I still sandblast spark plugs with my $12 spot blaster. Very handy especially when you are trying to get an old engine running and the plugs get fouled from excess gas and oil. You can get it running, without ruining a new set of plugs. If you do this examine the plug very carefully and pick out all the pieces of grit that lodge between the shell and insulator, there are usually 1 or 2.
I got use most of those cool tools in my training as a mechanic and still have some but i didn't get to use much of them in the shop as that was the late 70s when things changed here.I find the distributor tester was the coolest and the Champion spark plug tester got used mostly to zap the apprentices....good days. JW
In 1972-75 when I worked in an old style parts store/machine shop we had all those tools minus the dist machine. We also had a king pin reamer. The big surfacer we had could handle Long Island Railroad locomotive heads and flywheels. It took a chain hoist to put them on the machine. I was a counterman but I liked to help out in the shop to learn how to use the machines. I did the heads on my '69 Camaro before the PO decided to sell it to me. It would be hard to find most of those tools in a shop today. Such is progress.
Some of those machines look familiar, mainly the plug blaster. There was a mom and pop Sunoco station outside the base my dad was stationed at. This was '66 - '74. I can remember my dad asking Gus for the full tune and my dad being really happy when he got the nova wagon back. I remember Gus's son had a '32 coupe right around the time AG hit the theaters. He was our version of Milner for a whole summer! Great times.
Progress is todays vehicles can run over 200,000 miles with nothing more than occasional oil changes and one spark plug replacement.
One of my grandfathers had a bunch of the old magazines with the Model Garage stories in them. I used to love reading them. I wish we still had them, but I think the magazines got "recycled" years ago.
KRB52, they are all posted online here: http://gus-stories.org/the_model_garage.htm Posted using the Full Custom H.A.M.B. App!
the learning curve is a bitch isn't it? the amount a service writer would have to charge in labor for a trained technician to use these machines would make a strong man sit down and examine his life if the cars of today still used the same technology. we got to the point where everything is pull-n-replace because the customers were too tight to pay labor for repairing failed parts. dealerships went away from it because it cost too much on the bottom line to rebuild parts instead of letting the factory do it. don't get me wrong; i'd love to have a couple of these standbys to reliably test parts i'm not entirely sure are bad.
Here's another good one.

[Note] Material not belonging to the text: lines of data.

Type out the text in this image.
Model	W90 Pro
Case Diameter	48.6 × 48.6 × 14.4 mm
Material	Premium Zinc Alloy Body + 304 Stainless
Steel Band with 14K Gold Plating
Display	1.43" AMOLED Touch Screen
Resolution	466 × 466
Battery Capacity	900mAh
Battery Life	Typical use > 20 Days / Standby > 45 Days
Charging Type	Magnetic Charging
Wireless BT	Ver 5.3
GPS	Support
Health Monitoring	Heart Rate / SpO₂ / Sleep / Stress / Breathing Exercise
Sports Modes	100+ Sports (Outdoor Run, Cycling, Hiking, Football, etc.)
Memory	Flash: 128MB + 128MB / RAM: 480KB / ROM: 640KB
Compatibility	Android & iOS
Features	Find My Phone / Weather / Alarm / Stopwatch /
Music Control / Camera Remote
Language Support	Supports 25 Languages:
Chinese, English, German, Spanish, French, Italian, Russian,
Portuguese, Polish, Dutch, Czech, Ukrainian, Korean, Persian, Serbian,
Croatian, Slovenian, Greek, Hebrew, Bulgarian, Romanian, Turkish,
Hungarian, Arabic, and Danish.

Anyone remember using one of these. Believe it or not I think they were first introduced in the 1950's
Used one at a gas station I worked at in the late 60's. Although the scope on it was a more modern unit.
I've still got the boring and honing equipment, my hot tank and the valve seat grinder and valve refacer from my performance engine shop that I ran in the 60's and 70's. I sold the brake shoe service machines (regretfully) when OSHA outlawed them and have just gotten a line on replacing them from an old closed machine shop so I can at least do my own on the hot rods I build for myself. Once you've done these operations yourself it pains you to let someone who basically hasn't a clue touch your parts. Frank
We just had new brake linings riveted on refurbished shoes for the Diamond T. We're fortunate to have a local garage that still offers that service. Back in the 40's and 50's General Tire advertised fleet service with trucks like mine specially equuippedwith compressor, air impact tire wrenches and tools, andcalibrating instruments. I wish I knew axactly what they carried aboard. I also wish I could find an advertisements like the one below one year newer. They had 4 IH trucks in 1946. My 1947 Diamond T was truck #6.